CHIP-SPV / chipStar

chipStar is a tool for compiling and running HIP/CUDA on SPIR-V via OpenCL or Level Zero APIs.
Other
219 stars 32 forks source link

Remove a confusing already registered and mapped warning #809

Closed linehill closed 6 months ago

linehill commented 6 months ago

Remove confusing "A device function is already registered and mapped to a different module" warning. It just happens to be that there may be multiple __hipRegisterFunction() calls to register same functions due to the way the code is generated for the inline and template functions. There is a bit more details in the code.

pvelesko commented 6 months ago

There is one case where this warning could be useful:

You have two TUs. In each, a template is defined with the same signature but a different body. You can then compile these two files into objects and you end up with the same function names but different body. Since these are templates, the compiler will treat them differently than normal functions and not give you “multiple definitions” error, instead it will map both calls to one of these functions.

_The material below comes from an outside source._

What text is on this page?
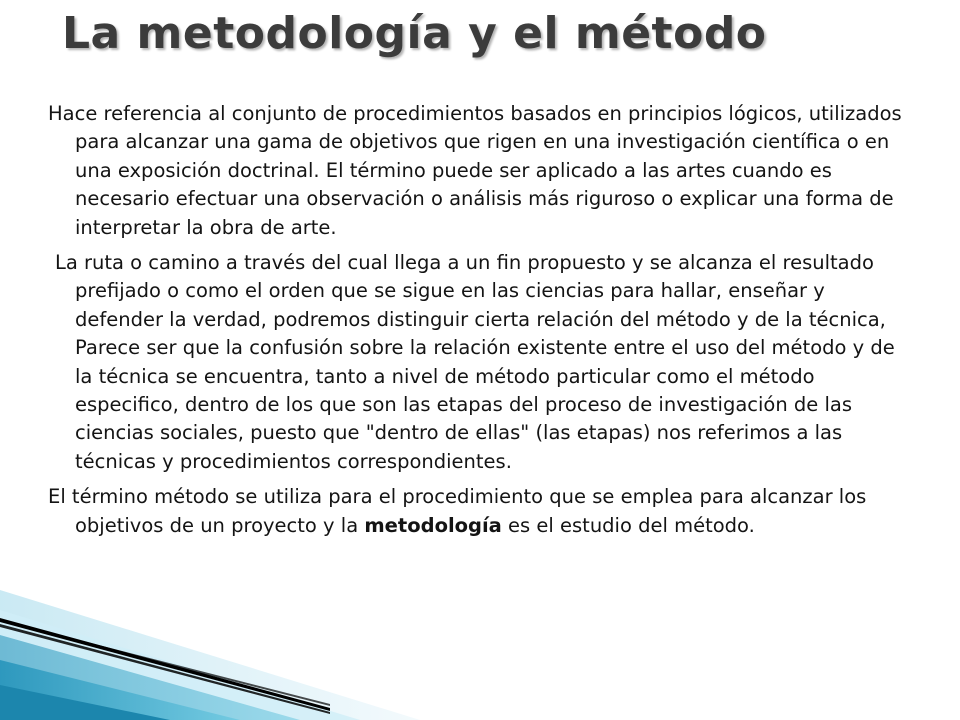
La metodología y el método

Hace referencia al conjunto de procedimientos basados en principios lógicos, utilizados para alcanzar una gama de objetivos que rigen en una investigación científica o en una exposición doctrinal. El término puede ser aplicado a las artes cuando es necesario efectuar una observación o análisis más riguroso o explicar una forma de interpretar la obra de arte.

La ruta o camino a través del cual llega a un fin propuesto y se alcanza el resultado prefijado o como el orden que se sigue en las ciencias para hallar, enseñar y defender la verdad, podremos distinguir cierta relación del método y de la técnica, Parece ser que la confusión sobre la relación existente entre el uso del método y de la técnica se encuentra, tanto a nivel de método particular como el método especifico, dentro de los que son las etapas del proceso de investigación de las ciencias sociales, puesto que "dentro de ellas" (las etapas) nos referimos a las técnicas y procedimientos correspondientes.

El término método se utiliza para el procedimiento que se emplea para alcanzar los objetivos de un proyecto y la metodología es el estudio del método.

I can see such a scenario happening in a test setup:

// testfile1.hip
template<typename T>
__global__ void testFunc<T>(T* a, T* b) { a[0] - b[0]; }

void runTest1() {...}
// testfile2.hip
template<typename T>
__global__ void testFunc<T>(T* a, T* b) { a[0] + b[0]; }

void runTest2() {...}
// runTests.hip

int main() {
  runTest1(); // both of these tests will launch the same kernel
  runTest2();
}

So if you happen to end up with this scenario, not getting the warning would make it challenging to debug.

linehill commented 6 months ago

So if you happen to end up with this scenario, not getting the warning would make it challenging to debug.

The warning, which is being removed, isn’t good for that due to its bad signal-to-noise ratio.

pvelesko commented 6 months ago

bad signal-to-noise ratio

I agree - so should we improve this warning then instead of getting rid of it?

linehill commented 6 months ago

bad signal-to-noise ratio

I agree - so should we improve this warning then instead of getting rid of it?

Probably needs heavy lifting. At runtime level, we would need to extract and compare SPIR-V functions to see that they are equivalent. We would also need to deal with cases where the functions differ vastly in SPIR-V but the original sources are identical. For example, an inline function could be defined in a header, used by two TUs but they are compiled with different compile options, like one with -O0 and the other with -O2, resulting in vastly different device code.